Sunday, January 17, 2010

Downsizing Intelligence


Ian Williams: Ignorant intelligence and self-fulfilling prophecies
January 15, 2010 Tribune



Since Christmas Day, everyone in the United States knows that the cricket-box bomber visited Yemen. Luckily for Gordon Brown, the suspicion directed towards Yemen has not touched on Britain, even though the would-be auto-castrato, Umar Farouk Abdulmutallab, spent more time in London than there.

The US reaction began as typically reflexive, with little in the way of reflection. “Stop the release of Yemeni prisoners from Guantanamo Bay.” “It’s all Barack Obama’s fault.” The Pentagon chipped in with vague and unsourced reports that a fifth of released internees have “rejoined the militant activity” – as unspecified as the names or countries. In the fevered Islamophobic imagination that the Pentagon has displayed over the decade, regular attendance at a mosque and refusal to eat eggs and bacon for breakfast could count as militant activity.

I cannot be the only person who suspects that kidnapping, incarcerating, torturing and humiliating people for years without trial might leave them with a monstrous grudge against their tormentors, eager to get payback for those wasted years.

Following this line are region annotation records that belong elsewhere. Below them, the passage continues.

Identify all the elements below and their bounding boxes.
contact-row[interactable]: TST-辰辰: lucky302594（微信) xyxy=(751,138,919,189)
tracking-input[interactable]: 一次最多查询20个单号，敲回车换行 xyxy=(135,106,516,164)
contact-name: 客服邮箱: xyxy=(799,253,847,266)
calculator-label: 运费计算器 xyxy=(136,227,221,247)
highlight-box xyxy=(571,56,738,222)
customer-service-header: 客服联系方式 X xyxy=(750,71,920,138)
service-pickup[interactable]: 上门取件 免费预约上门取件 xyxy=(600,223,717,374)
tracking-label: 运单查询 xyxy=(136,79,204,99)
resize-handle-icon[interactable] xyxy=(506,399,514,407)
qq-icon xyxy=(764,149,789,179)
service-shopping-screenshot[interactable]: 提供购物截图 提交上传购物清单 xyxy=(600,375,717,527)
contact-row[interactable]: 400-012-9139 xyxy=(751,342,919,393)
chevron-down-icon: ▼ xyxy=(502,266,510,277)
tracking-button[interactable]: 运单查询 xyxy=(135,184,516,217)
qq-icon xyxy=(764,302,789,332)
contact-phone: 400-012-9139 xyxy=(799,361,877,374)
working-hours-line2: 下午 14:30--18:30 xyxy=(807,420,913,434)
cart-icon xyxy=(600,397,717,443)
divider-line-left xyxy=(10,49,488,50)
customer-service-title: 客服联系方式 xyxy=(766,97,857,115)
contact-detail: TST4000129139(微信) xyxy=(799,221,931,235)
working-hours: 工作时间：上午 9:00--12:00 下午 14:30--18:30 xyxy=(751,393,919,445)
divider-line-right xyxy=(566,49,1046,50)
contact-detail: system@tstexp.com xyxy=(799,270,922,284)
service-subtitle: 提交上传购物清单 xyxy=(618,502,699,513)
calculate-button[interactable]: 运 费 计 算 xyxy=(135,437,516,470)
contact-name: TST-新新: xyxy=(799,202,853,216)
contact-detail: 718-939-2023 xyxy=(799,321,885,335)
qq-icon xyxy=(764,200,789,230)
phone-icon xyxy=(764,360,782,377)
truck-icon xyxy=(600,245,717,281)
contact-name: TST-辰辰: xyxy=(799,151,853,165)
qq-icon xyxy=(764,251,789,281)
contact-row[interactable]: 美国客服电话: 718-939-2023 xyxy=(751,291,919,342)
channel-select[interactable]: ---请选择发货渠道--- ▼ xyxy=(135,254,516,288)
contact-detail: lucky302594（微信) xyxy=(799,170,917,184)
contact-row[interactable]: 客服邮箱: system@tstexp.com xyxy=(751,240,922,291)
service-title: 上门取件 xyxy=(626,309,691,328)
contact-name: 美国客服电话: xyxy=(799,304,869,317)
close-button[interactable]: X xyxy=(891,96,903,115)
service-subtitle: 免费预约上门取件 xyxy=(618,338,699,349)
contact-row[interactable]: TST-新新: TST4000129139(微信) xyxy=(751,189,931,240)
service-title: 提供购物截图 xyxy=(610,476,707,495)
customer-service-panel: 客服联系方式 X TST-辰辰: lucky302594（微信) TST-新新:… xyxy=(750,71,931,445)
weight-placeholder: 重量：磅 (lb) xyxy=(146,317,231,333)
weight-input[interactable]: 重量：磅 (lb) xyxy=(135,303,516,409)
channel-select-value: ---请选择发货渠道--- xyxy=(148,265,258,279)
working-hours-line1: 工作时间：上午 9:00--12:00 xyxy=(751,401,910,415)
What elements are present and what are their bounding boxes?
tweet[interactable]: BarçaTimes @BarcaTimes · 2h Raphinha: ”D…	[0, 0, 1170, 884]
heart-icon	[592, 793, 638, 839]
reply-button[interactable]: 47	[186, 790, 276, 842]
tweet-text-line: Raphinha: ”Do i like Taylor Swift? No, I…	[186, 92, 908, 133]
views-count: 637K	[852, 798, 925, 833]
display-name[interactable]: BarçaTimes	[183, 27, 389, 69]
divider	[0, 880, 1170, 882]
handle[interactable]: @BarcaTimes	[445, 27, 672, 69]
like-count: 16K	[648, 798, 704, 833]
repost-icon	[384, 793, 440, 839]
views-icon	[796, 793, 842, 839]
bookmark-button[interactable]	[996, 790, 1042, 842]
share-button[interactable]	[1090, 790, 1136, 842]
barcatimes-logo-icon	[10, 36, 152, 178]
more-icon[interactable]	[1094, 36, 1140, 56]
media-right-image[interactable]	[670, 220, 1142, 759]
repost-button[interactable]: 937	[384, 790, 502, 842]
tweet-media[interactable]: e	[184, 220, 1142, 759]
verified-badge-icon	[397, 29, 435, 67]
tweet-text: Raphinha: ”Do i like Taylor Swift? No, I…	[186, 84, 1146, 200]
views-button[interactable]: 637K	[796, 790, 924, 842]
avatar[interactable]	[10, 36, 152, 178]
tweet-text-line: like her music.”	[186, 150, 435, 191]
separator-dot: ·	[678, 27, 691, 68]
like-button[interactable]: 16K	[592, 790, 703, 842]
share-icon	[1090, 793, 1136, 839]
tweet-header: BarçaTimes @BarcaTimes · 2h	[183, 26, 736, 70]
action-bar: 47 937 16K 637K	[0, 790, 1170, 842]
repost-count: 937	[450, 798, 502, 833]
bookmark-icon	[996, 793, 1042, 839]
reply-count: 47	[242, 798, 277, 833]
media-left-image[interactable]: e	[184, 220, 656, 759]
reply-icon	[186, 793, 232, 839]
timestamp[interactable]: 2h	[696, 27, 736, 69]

However, there is little sense of that in the American media and even less awareness that US support for Israel gives the bulk of the ideological leverage for the preachers who incite the likes of Abdulmutallab to deeds that go so squarely against basic human impulses.

For the media, Yemen was the problem. And it presented a tempting target for a vindictive response, helped along because the government in Sana’a had been playing up alleged Iranian and al Qaida connections to the numerous dissident groups in the country. It says a lot about US ignorance that, after all these years, so many politicians and commentators have still not noticed that the Wahhabi al Qaida actually hates Shi’a Iran – or even that, without tacit Iranian co-operation, Western forces in both Iraq and Afghanistan would be even harder pressed.

In the same vein, adding Cubans, Syrians, Iranians, Nigerians and Yemenis to the list of those who need extra scrutiny and greater humiliation at airports shows more than a hint of going after the “usual suspects”, regardless of what would be more rational. The Cubans have indeed been involved in aircraft bombings – it’s just that it was a Cuban flight blown up by an exile the US refused to extradite.

When ignorant intelligence goes to war hand in hand with such galloping prejudices, the consequences of a massive American incursion into a complex and variegated society such as Yemen would be unimaginable – if it were not that we have actually seen the results in Iraq, Afghanistan and elsewhere. Nothing could be more calculated to turn Hillary Clinton’s words about Yemen becoming a regional and global threat into a self-fulfilling prophecy.

If they but knew it, Yemen is an American conservative dream. It’s a shame they aren’t evangelical Christians or the Republican Party would be holding it up as a model state. It has very little government, while weaponry is everywhere.

I have a treasured photograph of me on a visit to Yemen in a shooting competition with a provincial governor, which could either get me the National Rifle Association vote if I ran in an American election or hauled off as a terrorist suspect, depending on the volatile popular mood.

On the same trip, I could not help noticing that the neo-liberal consensus on downsizing government was over-fulfilling the plan in Sana’a. Not a minister I was introduced to was over five feet tall. The Gulliver-like feeling was reinforced by the tiny doorways on the magnificent old buildings that left me with near-concussion every time I forgot to duck.

In the other sense also, Yemeni government was very small. Not far from the capital, villagers paraded with AK47s on their shoulders and jambiyahs – the phallic knives – jutted from the centre of their belts.

The provincial governor, who took us out to see them, had his own guard, but the demonstration was peaceful. It was the boys and girls of the vicinity lined up with their school books held in front of them. The villagers wanted more funds for the school.

At that time, President Ali Abdullah Saleh was allowing reasonably open elections – and such constitutional methods worked. Since then, he has consolidated his hold on power and money has tended to stick in his vicinity.

Gordon Brown seems to be working on the right lines in seeing economic and institutional development as one of the keys for helping Yemen constitute a stronger and more cohesive society – not to mention a police rather than a military solution to terrorism.

He even seems to have influenced the Americans to hold off on the bombers – although that could be because they can’t find a pharmaceutical factory to destroy, as Bill Clinton did in Sudan – and the demands on the overstretched US military constrain any attempt to send in the marines.

There will always be fanatical religious figures – evangelical ministers, die-hard rabbis and bloodthirsty imams – but as long as the West condones and in effect supports Israel’s creeping annexation of the West Bank and apartheid-like behaviour towards the Palestinians, then the latter will continue to recruit dupes to die for them.

Brown’s conference on Yemen is important, but it is a sideshow to George Mitchell’s mission to Israel. And unless Obama stops the cheques and votes going to Benjamin Netanyahu, Mitchell will fail and the bombers will succeed.